- Auteur, Par David Cox
- Rôle, L’avenir de la BBC
Lorsqu’il a commencé sa carrière de microbiologiste, Warish Ahmed n’aurait jamais imaginé que l’un des rôles les plus importants de sa carrière consisterait à passer au crible des litres d’eaux usées brutes collectées dans les canalisations et les bouches d’égout de l’État du Queensland, en Australie.

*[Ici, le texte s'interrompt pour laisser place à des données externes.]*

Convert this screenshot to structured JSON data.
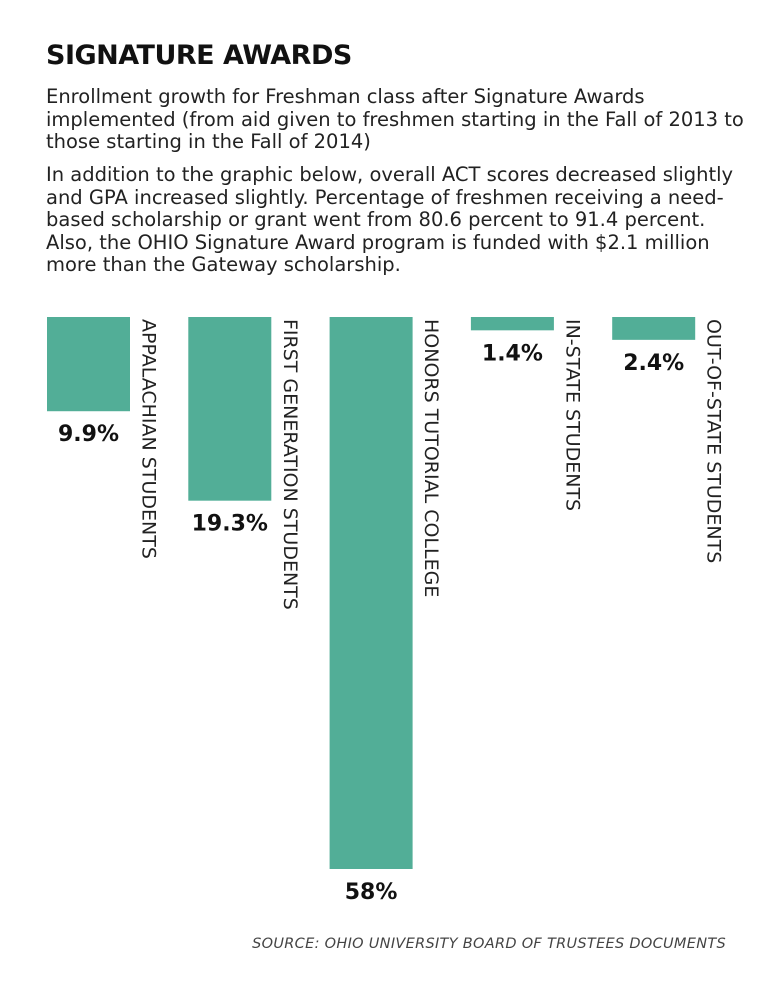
{
  "chart_data": {
    "type": "bar",
    "orientation": "vertical-hanging",
    "title": "SIGNATURE AWARDS",
    "subtitle": "Enrollment growth for Freshman class after Signature Awards implemented (from aid given to freshmen starting in the Fall of 2013 to those starting in the Fall of 2014)",
    "note": "In addition to the graphic below, overall ACT scores decreased slightly and GPA increased slightly. Percentage of freshmen receiving a need-based scholarship or grant went from 80.6 percent to 91.4 percent. Also, the OHIO Signature Award program is funded with $2.1 million more than the Gateway scholarship.",
    "categories": [
      "APPALACHIAN STUDENTS",
      "FIRST GENERATION STUDENTS",
      "HONORS TUTORIAL COLLEGE",
      "IN-STATE STUDENTS",
      "OUT-OF-STATE STUDENTS"
    ],
    "values": [
      9.9,
      19.3,
      58,
      1.4,
      2.4
    ],
    "value_labels": [
      "9.9%",
      "19.3%",
      "58%",
      "1.4%",
      "2.4%"
    ],
    "unit": "%",
    "ylim": [
      0,
      58
    ],
    "bar_color": "#52ae97",
    "source": "SOURCE: OHIO UNIVERSITY BOARD OF TRUSTEES DOCUMENTS"
  }
}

“S’occuper des eaux usées n’est peut-être pas le travail préféré de tout le monde”, déclare Ahmed, chercheur principal à l’Organisation de recherche scientifique et industrielle du Commonwealth (CSIRO) Environnement, dans la ville de Brisbane. “Mais je considère qu’il s’agit d’un moyen précieux d’en apprendre davantage sur la santé communautaire. C’est comme trouver de l’or liquide”, ajoute-t-il.
La surveillance des eaux usées est depuis longtemps un moyen essentiel de suivre un petit groupe d’agents pathogènes mortels tels que le poliovirus, Vibrio cholerae, la bactérie responsable du choléra, et Salmonella typhi, la bactérie responsable de la fièvre typhoïde, qui se propagent tous par le biais de mauvaises pratiques d’assainissement.
Mais plus récemment, notamment à la suite de la pandémie de Covid-19, les autorités de santé publique du monde entier ont commencé à réaliser que l’étude du matériel présent dans les eaux usées pouvait être utilisée pour surveiller en temps réel un éventail beaucoup plus large de maladies infectieuses.
Le projet mené par Ahmed et son équipe, en collaboration avec l’université du Queensland, a examiné les niveaux de divers agents pathogènes respiratoires tels que la grippe, le SRAS-CoV-2, qui provoque le Covid-19, et le VRS. Tous ces micro-organismes sont excrétés par les intestins des personnes infectées et se retrouvent dans les eaux usées collectées dans tout l’État. Le VRS présente un intérêt particulier en raison des taux de mortalité élevés qu’il entraîne chez les personnes âgées, en particulier celles qui souffrent de troubles cardiaques et pulmonaires préexistants.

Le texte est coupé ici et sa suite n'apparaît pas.